Neighbouring properties — Erection of glasshouse — Building sited more than 25m from metalled road — Council requiring no further details after receiving application and plan — Whether development on agricultural land comprised in an agricultural unit — Whether applicant entitled to consultation — No enforcement action taken — Applications for judicial review granted
The applications for judicial review were linked and concerned the erection by L of a glasshouse at Heverswood Farm, Chart Lane, Brasted, Kent. P, the applicant, was the owner of the property called Heverswood immediately to the east of Heverswood Farm. In May 1992, Sevenoaks District Council determined under the GDO, Part 6, Schedule 2, that further details did not need to be submitted in respect of the proposed glasshouse. In 1994, they decided not to take enforcement action against the actual erection of the glasshouse. Permitted developments under the GDO were, inter alia, those on land comprised in an agricultural unit of more than 5ha which were reasonably necessary for the purposes of agriculture within that unit. Such development was not permitted on a separate parcel of land less than 1ha or within 25m of a classified road. Under permitted development the developer must apply to the local planning authority for determination whether prior approval would be required together with details describing the proposed development. The two properties had a common boundary and there had been a dispute between the owners concerning unpermitted development of a barn.
In 1992 L applied for determination for the glasshouse erection and gave dimensions, etc.

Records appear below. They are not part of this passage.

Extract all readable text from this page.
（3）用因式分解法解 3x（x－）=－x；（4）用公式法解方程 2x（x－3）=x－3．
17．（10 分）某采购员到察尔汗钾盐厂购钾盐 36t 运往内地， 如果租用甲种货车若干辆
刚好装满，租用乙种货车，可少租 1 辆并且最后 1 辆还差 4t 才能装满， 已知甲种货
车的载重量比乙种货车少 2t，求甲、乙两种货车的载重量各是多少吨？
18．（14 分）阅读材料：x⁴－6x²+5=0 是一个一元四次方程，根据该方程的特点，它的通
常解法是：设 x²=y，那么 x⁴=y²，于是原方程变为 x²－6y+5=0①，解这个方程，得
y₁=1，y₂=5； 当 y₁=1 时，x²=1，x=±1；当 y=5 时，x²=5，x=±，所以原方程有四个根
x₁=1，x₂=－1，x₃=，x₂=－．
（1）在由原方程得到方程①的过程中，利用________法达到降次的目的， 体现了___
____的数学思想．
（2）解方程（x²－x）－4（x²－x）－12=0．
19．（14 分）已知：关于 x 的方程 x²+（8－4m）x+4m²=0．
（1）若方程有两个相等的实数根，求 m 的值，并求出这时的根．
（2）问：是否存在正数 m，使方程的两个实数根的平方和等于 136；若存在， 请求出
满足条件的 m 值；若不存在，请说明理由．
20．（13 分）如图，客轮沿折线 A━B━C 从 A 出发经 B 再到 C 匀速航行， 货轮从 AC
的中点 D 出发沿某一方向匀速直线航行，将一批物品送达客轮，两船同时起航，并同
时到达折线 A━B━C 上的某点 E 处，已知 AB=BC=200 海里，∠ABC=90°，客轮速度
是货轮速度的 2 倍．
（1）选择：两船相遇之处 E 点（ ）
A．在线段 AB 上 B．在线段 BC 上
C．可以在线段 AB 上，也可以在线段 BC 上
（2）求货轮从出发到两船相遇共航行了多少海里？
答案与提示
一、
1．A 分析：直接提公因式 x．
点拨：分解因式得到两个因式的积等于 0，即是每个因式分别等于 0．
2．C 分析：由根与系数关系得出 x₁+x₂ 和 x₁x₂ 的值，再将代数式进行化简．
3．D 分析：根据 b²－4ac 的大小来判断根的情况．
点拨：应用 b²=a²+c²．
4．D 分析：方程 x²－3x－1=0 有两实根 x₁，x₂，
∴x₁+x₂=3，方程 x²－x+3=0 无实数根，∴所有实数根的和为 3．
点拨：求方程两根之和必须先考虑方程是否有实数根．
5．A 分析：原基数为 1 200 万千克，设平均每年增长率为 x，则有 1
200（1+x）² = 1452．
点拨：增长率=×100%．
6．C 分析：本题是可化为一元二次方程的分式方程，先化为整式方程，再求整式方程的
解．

The application was rejected on the ground that it was within 25m of a road, but when measurements showed that to be otherwise, the authority required no further details. P sought judicial review on the grounds, inter alia, that no proper consideration was given to the question of agricultural land. The glasshouse was erected in 1994 and it was substantially smaller than the original specifications given to the council. No enforcement action was taken. The applications for judicial review related to the decisions of Sevenoaks District Council in 1992 when the council required no further details and to the decision not to take enforcement action in 1994.
Held The applications were granted.
1. Whether land was “agricultural land” had to be considered at the time of the determination. If there was a material delay between the determination and the works, the question might have to be considered again and might not in any particular case have the same answer.
2. A question whether land was in use for agriculture and so used for the purposes of a trade or business was not likely to be a straightforward paper inquiry. It might require site inspections and consideration of a range of facts and perhaps documents by suitably qualified people. It was plain that the legislative intention was that the matters should be considered, subject to questions of perversity, by the planning authorities alone.
3. In the instant case, the council gave the most cursory attention to the question whether the land was “agricultural land”. The only questions raised in the correspondence were whether the proposed building would be situated within 25m of a classified road, the siting of the building and the possibility of planting a conifer screen.
4. Although by 1994 the agricultural activity on the land appeared to have increased, as the 1992 determination was flawed, the premise upon which the 1994 decision proceeded on was a false basis.
Philip Petchey (instructed by Berwin Leighton) appeared for the applicant; John Furber (instructed by the solicitor to Sevenoaks District Council) appeared for the respondent local planning authority.